Era molto conosciuto anche fuori d’Italia, per la sua frequentazione dei congressi ornitologici internazionali, e fu inviato negli Stati Uniti dove compì delle ricerche sui Tetraonidi delle Montagne rocciose Paolo De Franceschi mancherà sicuramente a moltissimi ornitologi, per la sua indubbia competenza e soprattutto perché era davvero una “grande” persona.

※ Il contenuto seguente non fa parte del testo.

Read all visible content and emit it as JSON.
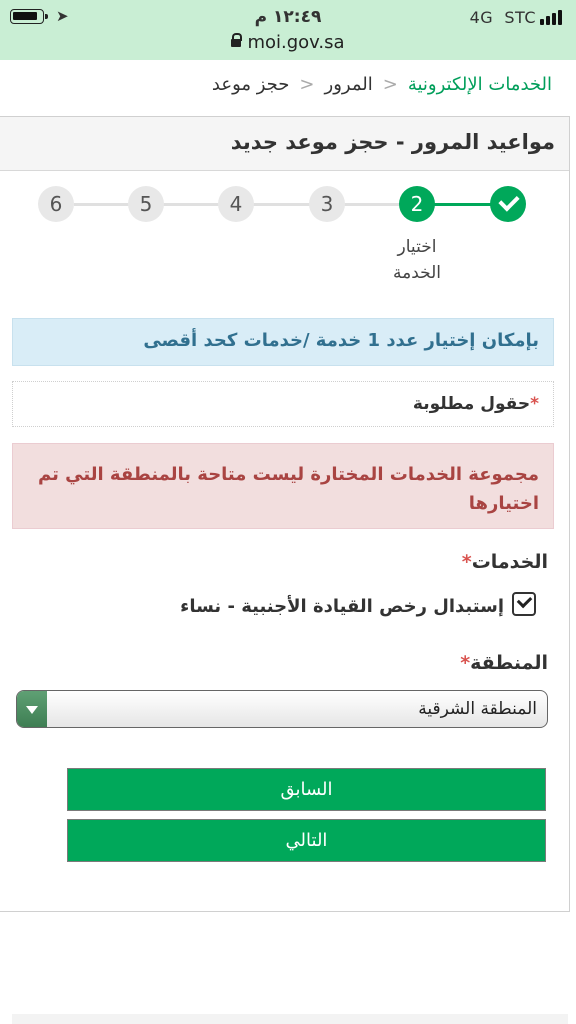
{
  "status_bar": {
    "time": "١٢:٤٩ م",
    "network": "4G",
    "carrier": "STC",
    "url": "moi.gov.sa"
  },
  "breadcrumb": {
    "items": [
      "الخدمات الإلكترونية",
      "المرور",
      "حجز موعد"
    ]
  },
  "page": {
    "title": "مواعيد المرور - حجز موعد جديد"
  },
  "stepper": {
    "steps": [
      "✓",
      "2",
      "3",
      "4",
      "5",
      "6"
    ],
    "active_label_line1": "اختيار",
    "active_label_line2": "الخدمة"
  },
  "info_message": "بإمكان إختيار عدد 1 خدمة /خدمات كحد أقصى",
  "required_note": "حقول مطلوبة",
  "error_message": "مجموعة الخدمات المختارة ليست متاحة بالمنطقة التي تم اختيارها",
  "form": {
    "services_label": "الخدمات",
    "service_option": "إستبدال رخص القيادة الأجنبية - نساء",
    "service_checked": true,
    "region_label": "المنطقة",
    "region_value": "المنطقة الشرقية"
  },
  "buttons": {
    "previous": "السابق",
    "next": "التالي"
  },
  "colors": {
    "accent": "#00a85a",
    "info_bg": "#d9edf7",
    "error_bg": "#f2dede",
    "status_bar_bg": "#c9eed4"
  }
}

Le sue spoglie riposano nella natia Carnia, a Casteons di Paluzza, tra le montagne che tanto amò in vita.

Estratto da:
Associazione Faunisti Veneti, NOTIZIARIO, n° 20 – dicembre 2006
Francesco Corbetta, Natura e Montagna, a. LIV, n. 1, 2007: 50
Museo Civico di Storia Naturale di Verona, ricordi

Dai diari di Paolo De Franceschi
11 agosto 1980
Incontro con una femmina di pernice bianca a Casera Lavareit
“il 18 luglio scorso lungo la strada che sale al Rifugio Marinelli, sul terzo tornante sopra la Casera Lavareit improvvisamente in mezzo la strada, vedo una femmina di pernice bianca con otto pulcini grandi come una allodola. 2 -3 in qualche modo riescono a volare, gli altri non riescono neppure ad arrampicarsi lungo la scarpata per portasi nel bordo della strada… questi ultimi dopo alcuni goffi tentativi di volare rotolano verso il basso e si nascondono tra i cespugli.

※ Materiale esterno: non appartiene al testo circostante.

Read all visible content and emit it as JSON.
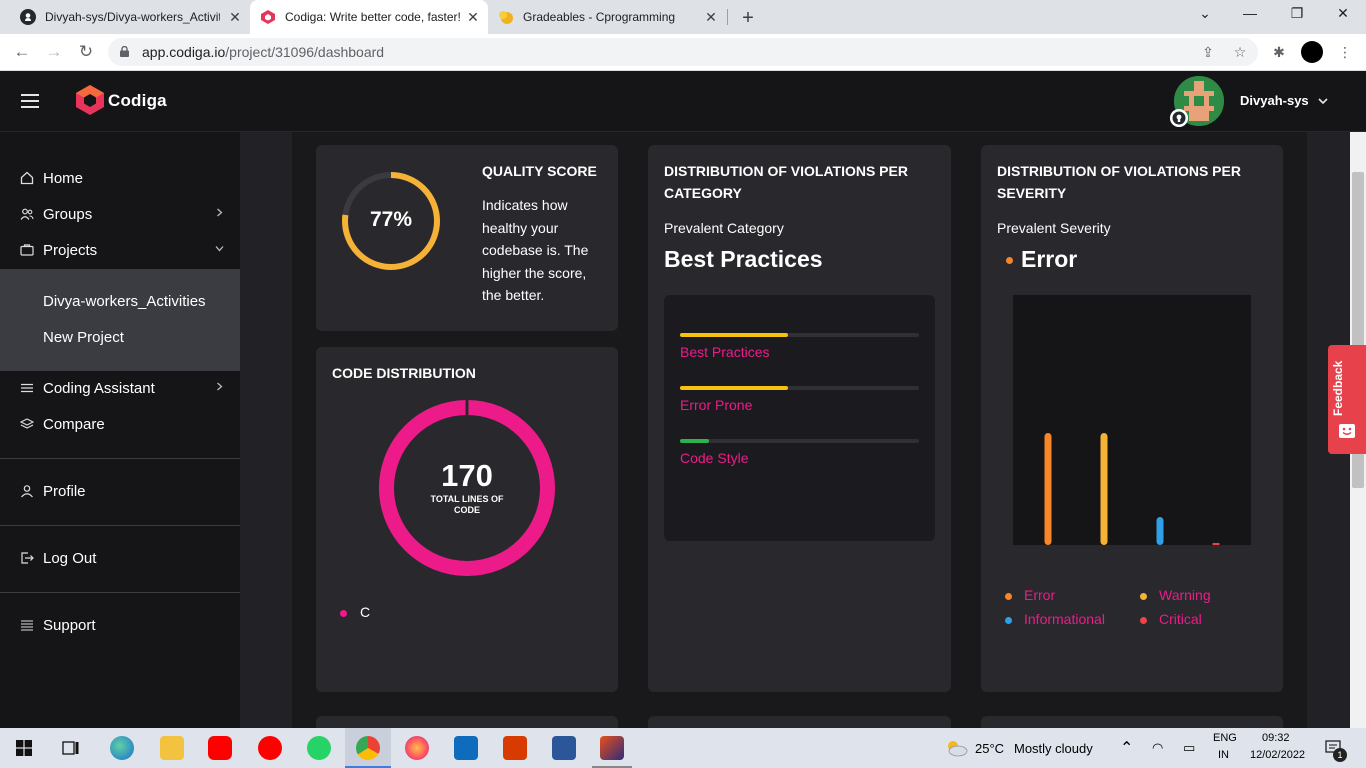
{
  "browser": {
    "tabs": [
      {
        "title": "Divyah-sys/Divya-workers_Activit",
        "active": false
      },
      {
        "title": "Codiga: Write better code, faster!",
        "active": true
      },
      {
        "title": "Gradeables - Cprogramming",
        "active": false
      }
    ],
    "url_host": "app.codiga.io",
    "url_path": "/project/31096/dashboard"
  },
  "app": {
    "logo_text": "Codiga",
    "username": "Divyah-sys",
    "accent": "#ed1b8a"
  },
  "sidebar": {
    "items": [
      {
        "label": "Home",
        "icon": "home-icon"
      },
      {
        "label": "Groups",
        "icon": "groups-icon"
      },
      {
        "label": "Projects",
        "icon": "projects-icon"
      },
      {
        "label": "Coding Assistant",
        "icon": "list-icon"
      },
      {
        "label": "Compare",
        "icon": "layers-icon"
      },
      {
        "label": "Profile",
        "icon": "user-icon"
      },
      {
        "label": "Log Out",
        "icon": "logout-icon"
      },
      {
        "label": "Support",
        "icon": "menu-icon"
      }
    ],
    "projects": [
      "Divya-workers_Activities",
      "New Project"
    ]
  },
  "quality": {
    "title": "QUALITY SCORE",
    "score_text": "77%",
    "score": 0.77,
    "description": "Indicates how healthy your codebase is. The higher the score, the better."
  },
  "code_distribution": {
    "title": "CODE DISTRIBUTION",
    "total": "170",
    "total_label": "TOTAL LINES OF CODE",
    "legend": [
      {
        "label": "C",
        "color": "#ed1b8a"
      }
    ]
  },
  "category": {
    "title": "DISTRIBUTION OF VIOLATIONS PER CATEGORY",
    "prevalent_label": "Prevalent Category",
    "prevalent_value": "Best Practices",
    "bars": [
      {
        "label": "Best Practices",
        "fraction": 0.45,
        "color": "#f6c20f"
      },
      {
        "label": "Error Prone",
        "fraction": 0.45,
        "color": "#f6c20f"
      },
      {
        "label": "Code Style",
        "fraction": 0.12,
        "color": "#2fb24c"
      }
    ]
  },
  "severity": {
    "title": "DISTRIBUTION OF VIOLATIONS PER SEVERITY",
    "prevalent_label": "Prevalent Severity",
    "prevalent_value": "Error",
    "prevalent_color": "#f7852a",
    "chart_data": {
      "type": "bar",
      "categories": [
        "Error",
        "Warning",
        "Informational",
        "Critical"
      ],
      "values": [
        1.0,
        1.0,
        0.25,
        0.0
      ],
      "colors": [
        "#f7852a",
        "#f6b236",
        "#2f9fe7",
        "#ee4444"
      ]
    },
    "legend": [
      {
        "label": "Error",
        "color": "#f7852a"
      },
      {
        "label": "Warning",
        "color": "#f6b236"
      },
      {
        "label": "Informational",
        "color": "#2f9fe7"
      },
      {
        "label": "Critical",
        "color": "#ee4444"
      }
    ]
  },
  "feedback_label": "Feedback",
  "taskbar": {
    "temp": "25°C",
    "weather": "Mostly cloudy",
    "lang1": "ENG",
    "lang2": "IN",
    "time": "09:32",
    "date": "12/02/2022",
    "notif_count": "1"
  }
}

La femmina prende il volo e si porta sopra la Casera tra i rododendri cantando e richiamando i piccoli che rispondono con un leggero pio, pio, pio… poco dopo 3 volano in modo stentato verso di lei ma 4-5 sono ancora a pochi passi dai miei piedi, tra l’erba, dove si sente pigolare. La femmina vola verso di me, a una trentina di metri, continua a chiamare; io mi allontano e senza girarmi sento il richiamo sempre più rare e lontane. Sono sicuro che la femmina si è riunita con i pulcini.

Il 19 luglio dopo aver dormito al Marinelli, sono tornato nel territorio dove avevo visto la covata il giorno prima ma non ho visto niente e non ho sentito nulla…

Quella pernice era la stessa che il 7 giugno mi ha portato in giro sul Monte Terzo. Tornerò a metà settembre a vedere le giovani pernici.”